Are you sure this issue hasn't been raised already?

Have you read the Code of Conduct?

welcome[bot] commented 2 weeks ago

Thank you for opening your first issue here! 🛠

runllm[bot] commented 2 weeks ago

The error you're encountering (TaskReferenceNotFound) when using flytekit version 1.13.0 or higher is likely due to changes in how tasks and workflows are registered and referenced in newer versions. This issue can be related to the module resolution and task registration process.

According to this GitHub issue, Flytekit versions after 0.32.0 handle module names differently, which might be causing the TaskReferenceNotFound error. Additionally, this discussion suggests that the task resolver might be confused about the task's location.

Would you like more detailed steps or further assistance?

Sources:


This is an AI-generated response and your feedback is appreciated! Please leave a 👍 if this is helpful and 👎 if it is not.

Mention @runllm to ask follow-up questions. See runllm.com for more!

zshareef commented 1 week ago

Hi @eapolinario

Any update on this Ticket/issue.

kumare3 commented 5 days ago

@zshareef I was able to reproduce, trying to look what the possible problem is. Why are you not using pyflyte run? @eapolinario did you take a look?

eapolinario commented 4 days ago

Some bisecting points to https://github.com/flyteorg/flytekit/pull/2367 as the culprit.
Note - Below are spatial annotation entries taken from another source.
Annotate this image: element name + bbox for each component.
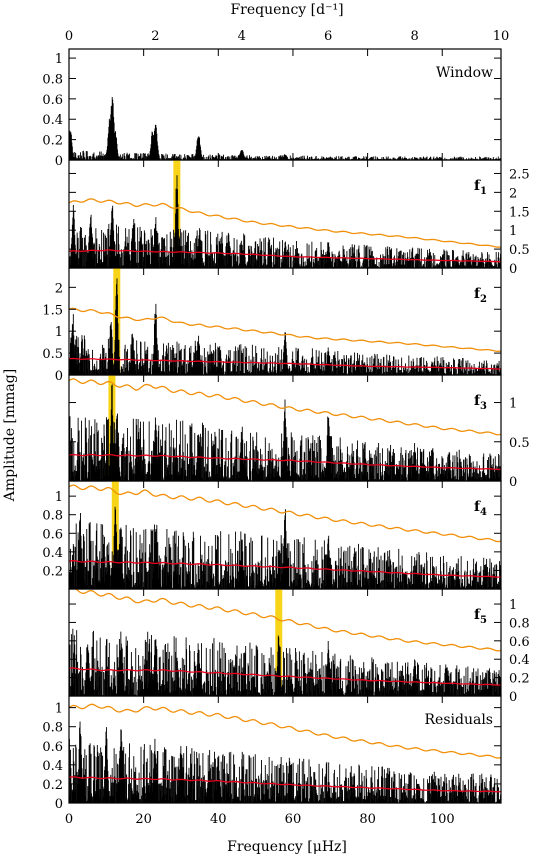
- panel-label-f3: f3: [474, 393, 487, 412]
- panel-f3: 0 0.5 1 f3: [68, 374, 530, 490]
- y-tick-label: 0.5: [42, 347, 63, 362]
- bottom-x-tick-label: 60: [285, 812, 302, 827]
- bottom-x-tick-label: 40: [210, 812, 227, 827]
- panel-label-window: Window: [436, 65, 493, 81]
- spectrum-f4: [69, 506, 501, 589]
- panels-group: 0 0.2 0.4 0.6 0.8 1 Window 0 0.5 1 1.5 2 2.5 f1 0 0.5 1 1…: [42, 29, 529, 827]
- noise-line-f1: [69, 249, 501, 263]
- y-tick-label: 0.2: [42, 134, 63, 149]
- panel-label-subscript: 5: [480, 615, 487, 626]
- noise-line-residuals: [69, 776, 501, 793]
- spectrum-f5: [69, 628, 501, 696]
- panel-label-subscript: 1: [480, 186, 487, 197]
- panel-residuals: 0 0.2 0.4 0.6 0.8 1 Residuals: [42, 695, 502, 812]
- top-x-tick-label: 6: [324, 29, 332, 44]
- bottom-x-tick-label: 80: [359, 812, 376, 827]
- y-axis-label: Amplitude [mmag]: [2, 369, 18, 502]
- y-tick-label: 0.2: [509, 672, 530, 687]
- y-tick-label: 1: [55, 325, 63, 340]
- y-tick-label: 0.8: [509, 616, 530, 631]
- y-tick-label: 0.2: [42, 778, 63, 793]
- y-tick-label: 1: [509, 397, 517, 412]
- panel-label-subscript: 3: [480, 401, 487, 412]
- y-tick-label: 0.4: [42, 113, 63, 128]
- y-tick-label: 0.5: [509, 436, 530, 451]
- top-x-tick-label: 2: [151, 29, 159, 44]
- bottom-axis-label: Frequency [μHz]: [227, 839, 347, 855]
- panel-label-f4: f4: [474, 499, 487, 518]
- y-tick-label: 2: [55, 281, 63, 296]
- threshold-line-f2: [69, 307, 501, 352]
- y-tick-label: 0: [509, 475, 517, 490]
- y-tick-label: 0.6: [42, 527, 63, 542]
- threshold-line-f1: [69, 198, 501, 248]
- panel-label-subscript: 4: [480, 507, 487, 518]
- noise-line-f5: [69, 667, 501, 686]
- panel-window-plot: [69, 97, 501, 160]
- y-tick-label: 0.4: [42, 759, 63, 774]
- y-tick-label: 1: [509, 224, 517, 239]
- panel-f1-plot: [69, 160, 501, 268]
- panel-f5: 0 0.2 0.4 0.6 0.8 1 f5: [68, 588, 530, 705]
- panel-window: 0 0.2 0.4 0.6 0.8 1 Window: [42, 48, 502, 169]
- bottom-x-tick-label: 0: [65, 812, 73, 827]
- top-x-tick-label: 8: [410, 29, 418, 44]
- noise-line-f2: [69, 357, 501, 370]
- panel-label-f2: f2: [474, 286, 487, 305]
- y-tick-label: 0: [509, 262, 517, 277]
- y-tick-label: 0.8: [42, 509, 63, 524]
- panel-label-subscript: 2: [480, 294, 487, 305]
- y-tick-label: 1: [509, 598, 517, 613]
- noise-line-f3: [69, 453, 501, 471]
- y-tick-label: 2.5: [509, 167, 530, 182]
- panel-label-f1: f1: [474, 178, 487, 197]
- threshold-line-f4: [69, 484, 501, 543]
- y-tick-label: 0.6: [42, 93, 63, 108]
- threshold-line-residuals: [69, 703, 501, 759]
- top-x-tick-label: 4: [238, 29, 246, 44]
- spectrum-f1: [69, 175, 501, 268]
- threshold-line-f5: [69, 589, 501, 652]
- y-tick-label: 0: [55, 797, 63, 812]
- top-axis-label: Frequency [d⁻¹]: [230, 2, 343, 18]
- panel-residuals-plot: [69, 703, 501, 803]
- y-tick-label: 1.5: [42, 303, 63, 318]
- panel-f2: 00.511.52 f2: [42, 267, 502, 384]
- y-tick-label: 0: [55, 154, 63, 169]
- bottom-x-tick-label: 100: [430, 812, 455, 827]
- y-tick-label: 0.2: [42, 564, 63, 579]
- y-tick-label: 1: [55, 490, 63, 505]
- threshold-line-f3: [69, 378, 501, 436]
- y-tick-label: 0.6: [42, 740, 63, 755]
- panel-f4: 0.2 0.4 0.6 0.8 1 f4: [42, 480, 502, 590]
- spectrum-f3: [69, 384, 501, 481]
- y-tick-label: 0.8: [42, 72, 63, 87]
- top-x-tick-label: 10: [493, 29, 510, 44]
- y-tick-label: 0: [509, 690, 517, 705]
- y-tick-label: 2: [509, 186, 517, 201]
- y-tick-label: 0: [55, 369, 63, 384]
- panel-f1: 0 0.5 1 1.5 2 2.5 f1: [68, 159, 530, 277]
- bottom-x-tick-label: 20: [135, 812, 152, 827]
- y-tick-label: 1: [55, 702, 63, 717]
- top-x-tick-label: 0: [65, 29, 73, 44]
- panel-label-residuals: Residuals: [425, 712, 493, 728]
- y-tick-label: 0.4: [42, 546, 63, 561]
- panel-label-f5: f5: [474, 607, 487, 626]
- y-tick-label: 0.8: [42, 721, 63, 736]
- spectrum-window: [69, 97, 501, 160]
- panel-f5-plot: [69, 589, 501, 696]
- panel-f4-plot: [69, 481, 501, 589]
- panel-f2-plot: [69, 268, 501, 375]
- panel-frame-residuals: [68, 695, 502, 804]
- y-tick-label: 1: [55, 52, 63, 67]
- y-tick-label: 0.5: [509, 243, 530, 258]
- y-tick-label: 1.5: [509, 205, 530, 220]
- y-tick-label: 0.6: [509, 635, 530, 650]
- panel-f3-plot: [69, 375, 501, 481]
- noise-line-f4: [69, 560, 501, 578]
- y-tick-label: 0.4: [509, 653, 530, 668]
We know that something broke after 1.11.0, the bug was introduced by. Here's the git bisect details:

❯ git bisect start $(git show -s --format=%H v1.12.0) $(git show -s --format=%H v1.11.0)
Bisecting: 54 revisions left to test after this (roughly 6 steps)
[e121d35009b6b91112c1ba1a007edcce2e18d7d7] fix databricks job request serialization (#2286)

~/repos/flytekit @e121d350 *2 bisect
❯ git bisect good
Bisecting: 27 revisions left to test after this (roughly 5 steps)
[824353d784f16ce6c4330e91fb9fada15191c754] Feature/array node workflow parallelism (#2268)

~/repos/flytekit @824353d7 *2 bisect
❯ git bisect good
Bisecting: 13 revisions left to test after this (roughly 4 steps)
[93f690c2124d1c15c6c65cd98d384f881dba41fb] Query by default when missing (#2379)

~/repos/flytekit @93f690c2 *2 bisect
❯ git bisect bad
Bisecting: 6 revisions left to test after this (roughly 3 steps)
[f1689b7dbd3e872dbb48e92d968c87826ffc6bde] Remove redundant error message and update exit strategy (#2374)

~/repos/flytekit @f1689b7d *2 bisect
❯ git bisect good
Bisecting: 3 revisions left to test after this (roughly 2 steps)
[da0485faf763de9b0db2b452ea1c97c24f2d213b] Fix use default inputs with remote LaunchPlan (#2372)

~/repos/flytekit @da0485fa *2 bisect
❯ git bisect bad
Bisecting: 0 revisions left to test after this (roughly 1 step)
[069f87b064dabe918b192214c83649f8da5f5056] Use default serialization settings if serialization_settings is None (#2367)

Reverting that commit fixes the issue. The original PR is https://github.com/flyteorg/flytekit/pull/2367.

zshareef commented 3 days ago

Hi @eapolinario

Thank you very much for your reply. Please let me know once you fix this bug and we can test it.